Relógio, Bandeira do Brasil, conceito de horário de verão. – Foto: tzahiV/ iStock
Governo federal decide manter suspensão do horário de verão em 2025. Medida, extinta desde 2019, não retorna devido à estabilidade no suprimento elétrico nacional. O Ministério de Minas e Energia baseou a escolha em análises técnicas que mostram baixa efetividade da prática atual. A decisão evita ajustes sazonais em rotinas de milhões de brasileiros.
Estudos recentes do Operador Nacional do Sistema Elétrico indicam que picos de consumo migraram para tardes quentes, reduzindo benefícios da mudança de horário. Reservatórios de hidrelétricas operam acima das expectativas, garantindo segurança energética completa. O ministro Alexandre Silveira reforçou que a medida só seria adotada em cenários de crise hídrica.
- Principais motivos para a suspensão:
- Mudanças climáticas alteraram padrões de uso de energia.
- Aumento no emprego de ar-condicionado deslocou demandas para o período diurno.
- Tecnologias como lâmpadas LED diminuíram necessidade de economia noturna.
Origem e histórico da medida
O horário de verão surgiu no Brasil em 1931, durante o governo Getúlio Vargas, para otimizar o uso de luz natural e cortar gastos com eletricidade. Aplicado de forma intermitente, ganhou continuidade a partir de 1985 em regiões Sul, Sudeste e Centro-Oeste.
A prática durou até 2019, quando o então presidente Jair Bolsonaro revogou-a por meio de decreto, citando estudos que apontavam economia inferior a 0,5% do consumo total.
Razões técnicas para a não adoção
Avaliações do Comitê de Monitoramento do Setor Elétrico destacam a robustez da matriz energética atual. O Brasil registra o verão mais quente desde 1961, mas investimentos em transmissão e armazenamento por baterias compensam riscos.
Leilões de usinas térmicas e preservação de recursos hídricos fortalecem o sistema interligado nacional. Especialistas notam que o horário de verão poderia até sobrecarregar redes em horários de pico vespertino.
A Comissão de Minas e Energia da Câmara aprovou em outubro um projeto que proíbe a medida permanentemente, exceto em emergências. O texto avança para análise no Senado.
Efeitos na rotina diária
Trabalhadores evitam adaptações em expedientes, mantendo horários fixos ao longo do ano. Empresas de comércio e serviços públicos planejam sem interrupções sazonais, o que simplifica logística em todo o país.

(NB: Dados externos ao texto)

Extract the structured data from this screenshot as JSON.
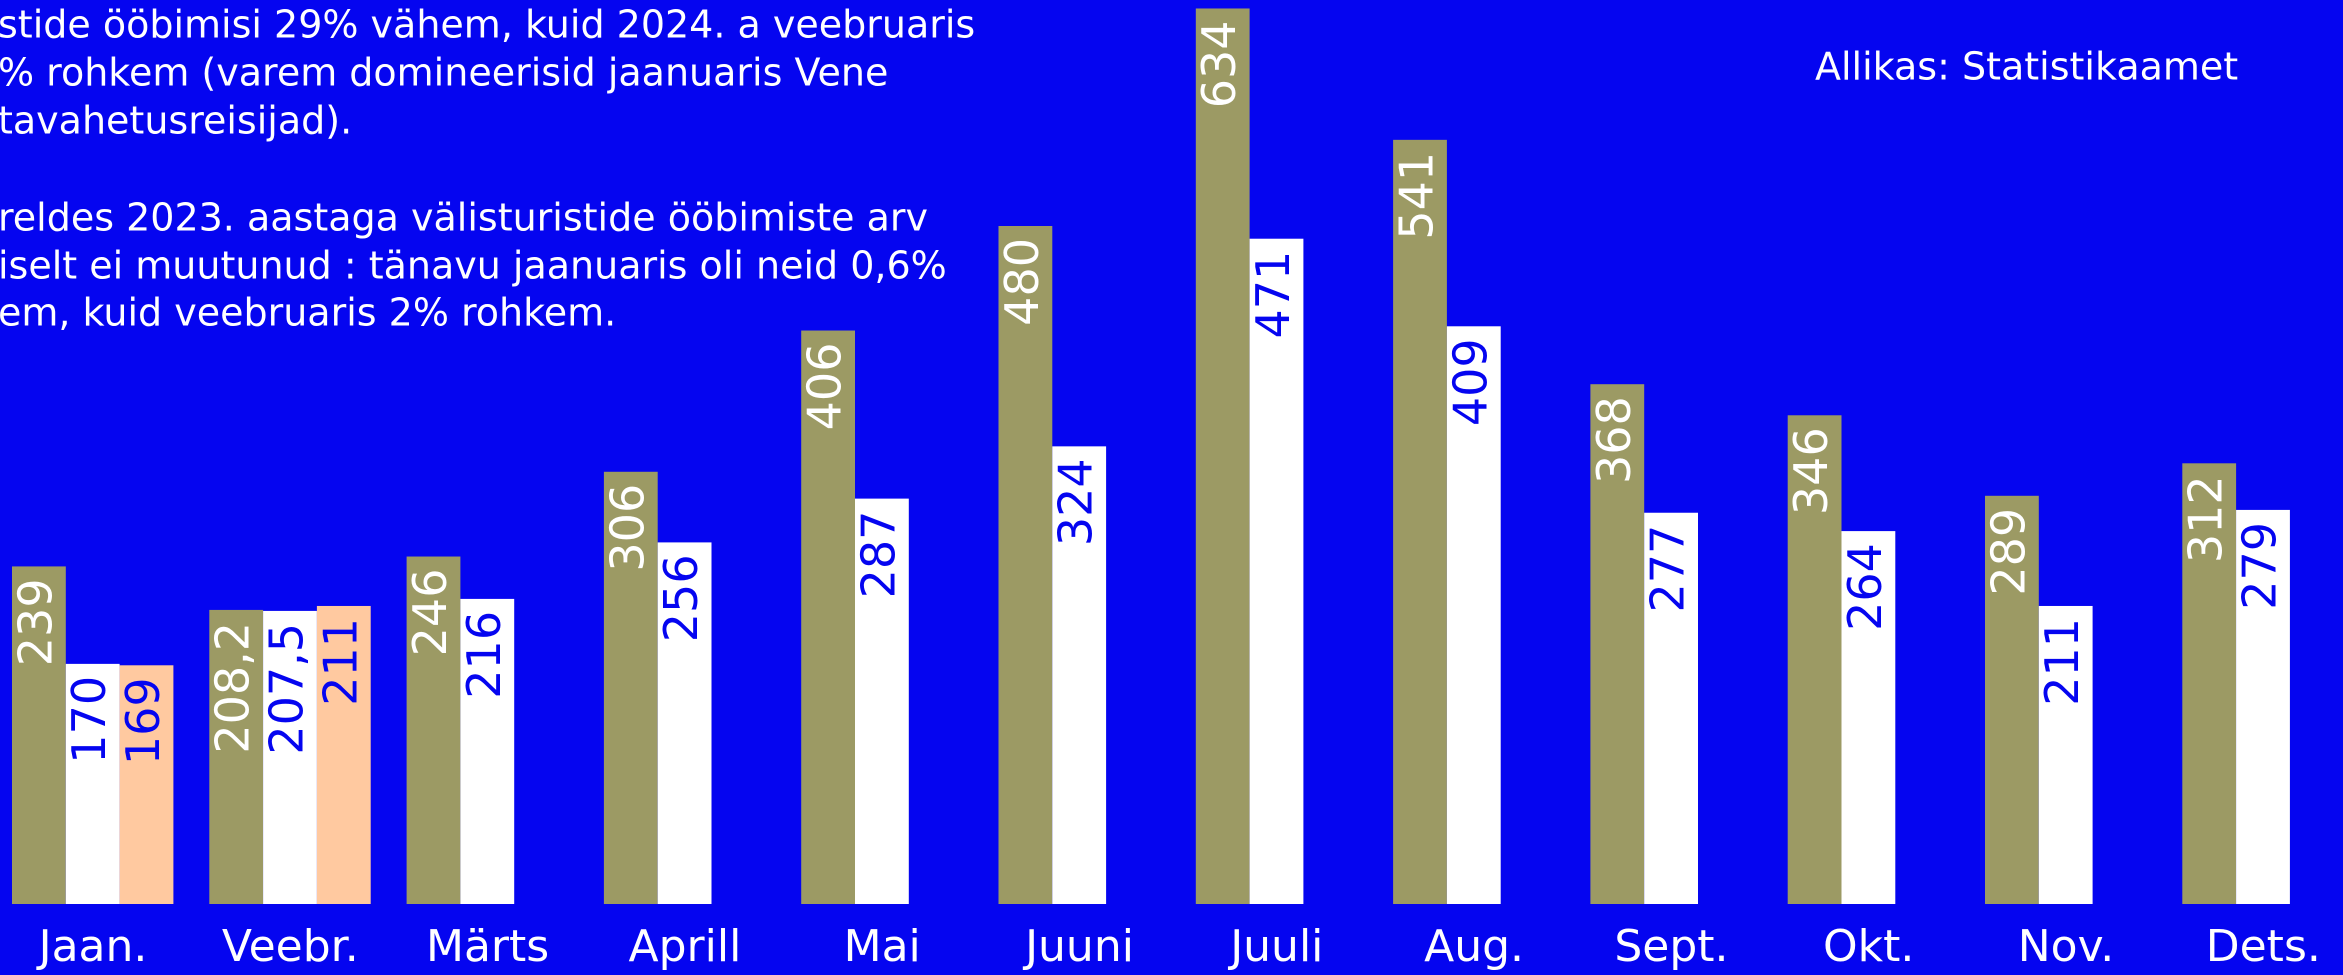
{
  "chart_data": {
    "type": "bar",
    "annotations": [
      "stide ööbimisi 29% vähem, kuid 2024. a veebruaris",
      "% rohkem (varem domineerisid jaanuaris Vene",
      "tavahetusreisijad).",
      "reldes 2023. aastaga välisturistide ööbimiste arv",
      "iselt ei muutunud : tänavu jaanuaris oli neid 0,6%",
      "em, kuid veebruaris 2% rohkem."
    ],
    "source": "Allikas: Statistikaamet",
    "categories": [
      "Jaan.",
      "Veebr.",
      "Märts",
      "Aprill",
      "Mai",
      "Juuni",
      "Juuli",
      "Aug.",
      "Sept.",
      "Okt.",
      "Nov.",
      "Dets."
    ],
    "series": [
      {
        "color": "#9c9a64",
        "label_color": "#ffffff",
        "values": [
          239,
          208.2,
          246,
          306,
          406,
          480,
          634,
          541,
          368,
          346,
          289,
          312
        ],
        "value_labels": [
          "239",
          "208,2",
          "246",
          "306",
          "406",
          "480",
          "634",
          "541",
          "368",
          "346",
          "289",
          "312"
        ]
      },
      {
        "color": "#ffffff",
        "label_color": "#0505f0",
        "values": [
          170,
          207.5,
          216,
          256,
          287,
          324,
          471,
          409,
          277,
          264,
          211,
          279
        ],
        "value_labels": [
          "170",
          "207,5",
          "216",
          "256",
          "287",
          "324",
          "471",
          "409",
          "277",
          "264",
          "211",
          "279"
        ]
      },
      {
        "color": "#ffc9a0",
        "label_color": "#0505f0",
        "values": [
          169,
          211,
          null,
          null,
          null,
          null,
          null,
          null,
          null,
          null,
          null,
          null
        ],
        "value_labels": [
          "169",
          "211",
          null,
          null,
          null,
          null,
          null,
          null,
          null,
          null,
          null,
          null
        ]
      }
    ],
    "ylim": [
      0,
      640
    ],
    "background": "#0505f0"
  }
}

Setor aéreo, que exige seis meses de preparo para mudanças, celebra a estabilidade. Transporte coletivo segue cronogramas uniformes, beneficiando usuários em áreas urbanas.
Setores mais impactados pela decisão
O varejo ajusta estratégias sem extensão de horários noturnos, focando em demandas reais de clientes. Turismo em praias e cidades litorâneas mantém atrações diurnas inalteradas, priorizando eficiência operacional.

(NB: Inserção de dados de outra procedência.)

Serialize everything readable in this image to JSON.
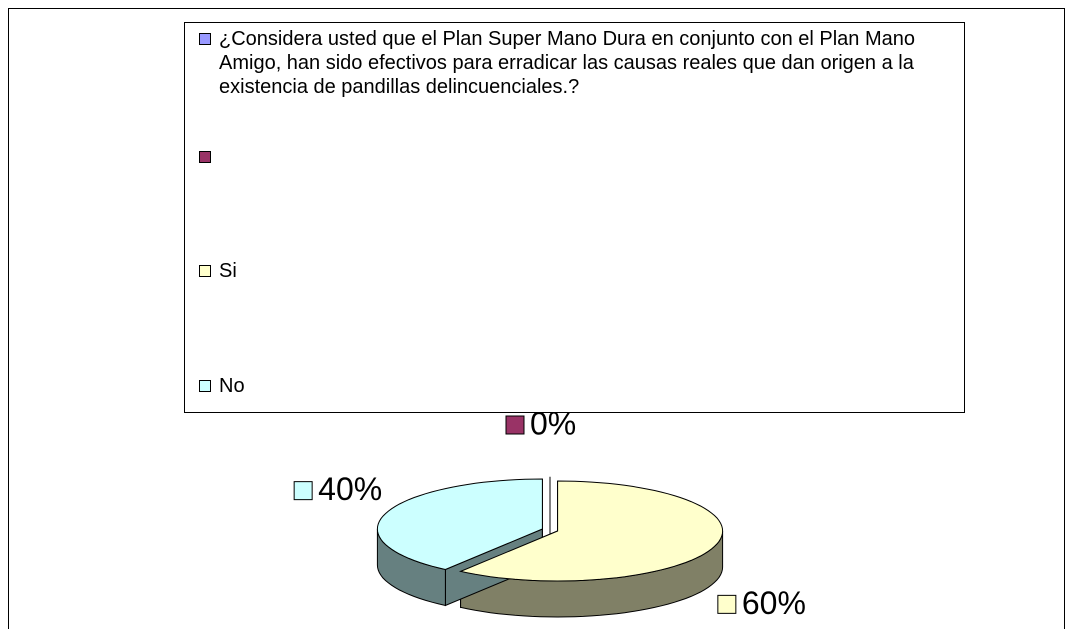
{
  "chart_data": {
    "type": "pie3d",
    "categories": [
      "¿Considera usted que el Plan Super Mano Dura en conjunto con el Plan Mano Amigo, han sido efectivos para erradicar las causas reales que dan origen a la existencia de pandillas delincuenciales.?",
      null,
      "Si",
      "No"
    ],
    "values": [
      null,
      0,
      60,
      40
    ],
    "value_labels": [
      null,
      "0%",
      "60%",
      "40%"
    ],
    "colors": [
      "#9999ff",
      "#993366",
      "#ffffcc",
      "#ccffff"
    ],
    "side_colors": [
      "#4c4c80",
      "#4c1a33",
      "#808066",
      "#668080"
    ]
  }
}
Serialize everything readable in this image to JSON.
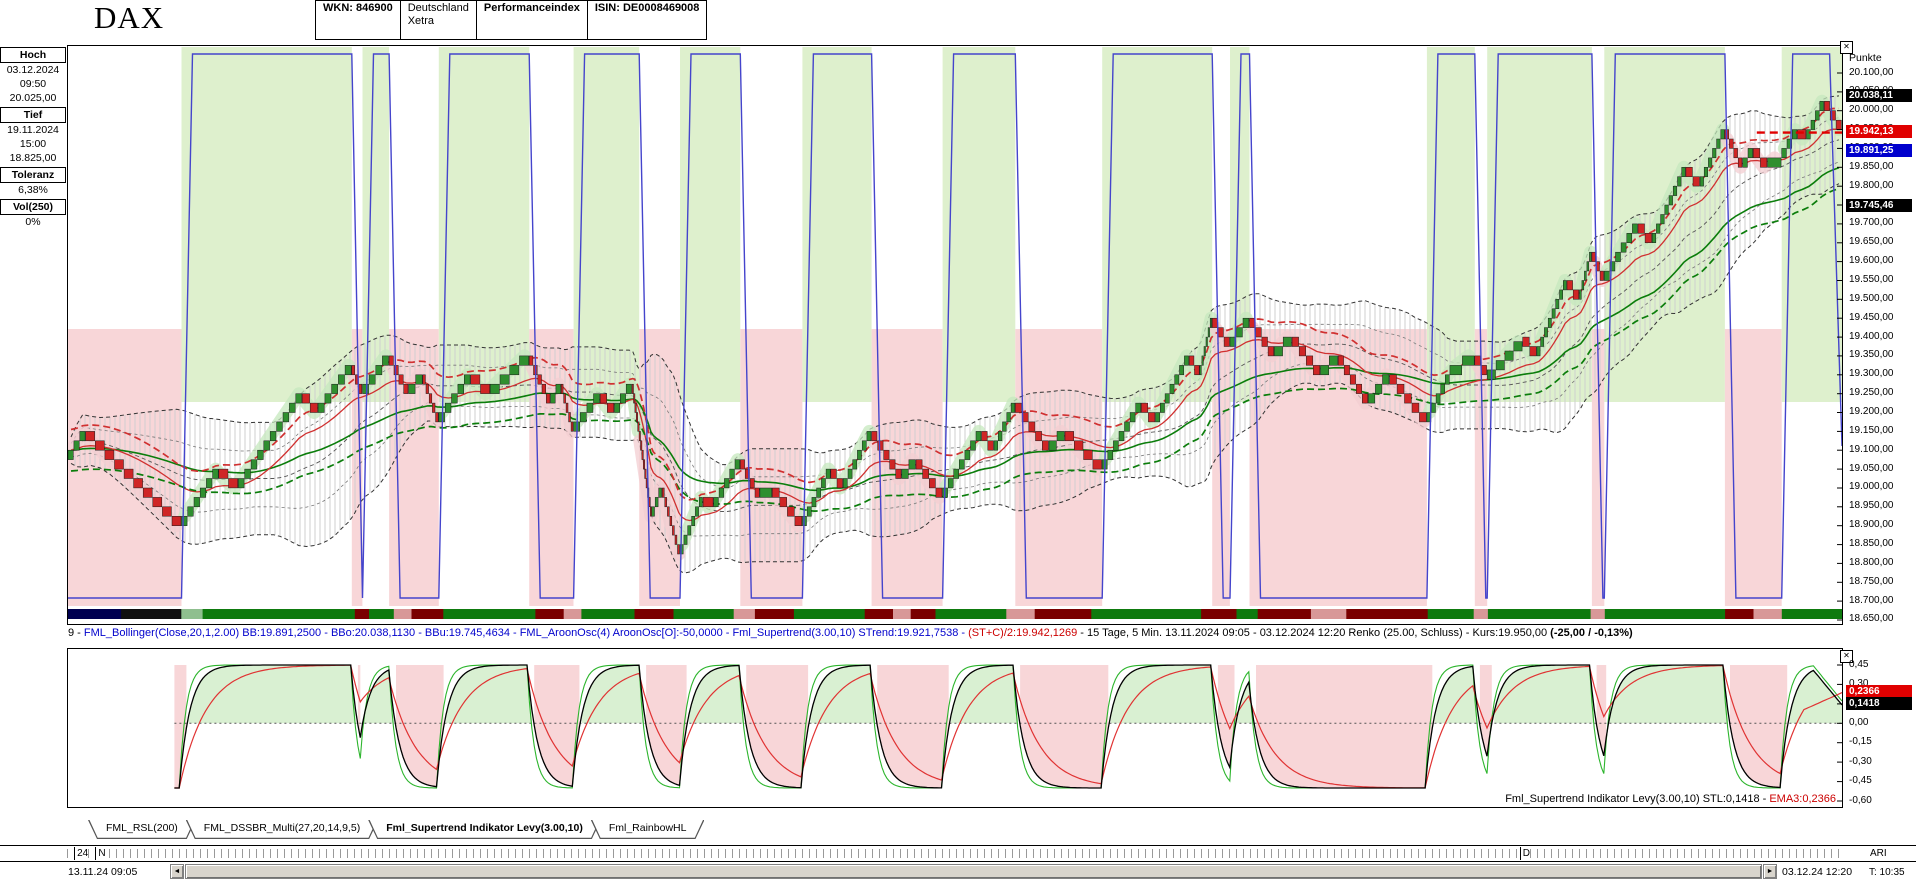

Indústrias energéticas investem em renováveis, como solar e eólica, para suprir demandas crescentes sem medidas paliativas.
- Áreas afetadas diretamente:
- Comércio: fluxos de vendas seguem padrões anuais.
- Logística: entregas sem variações de fuso horário interno.
- Agricultura: colheitas noturnas prosseguem sem ajustes.
Considerações sobre saúde e bem-estar
Mudanças de horário geram distúrbios no sono, especialmente em crianças e idosos, com relatos de aumento em problemas cardiovasculares. A Organização Mundial da Saúde alerta para efeitos como jet lag social em populações sensíveis.
Pesquisas de 2017 indicam que mais de 50% dos brasileiros sentem desconforto com a transição. Manter o horário padrão preserva ritmos circadianos, reduzindo ausências em escolas e consultórios médicos.
A medida alinha o Brasil a nações como Argentina e Chile, que abandonaram o horário de verão por razões semelhantes.
Avaliações futuras e monitoramento
O Ministério de Minas e Energia promete revisões anuais pelo Comitê de Monitoramento. Cenários de seca extrema poderiam reativar a discussão para 2026.
Investimentos em infraestrutura, como quatro novas linhas de transmissão até o fim de 2025, reforçam a capacidade do sistema. O Plano de Operação Energética prevê equilíbrio até 2029, sem necessidade imediata de ajustes sazonais.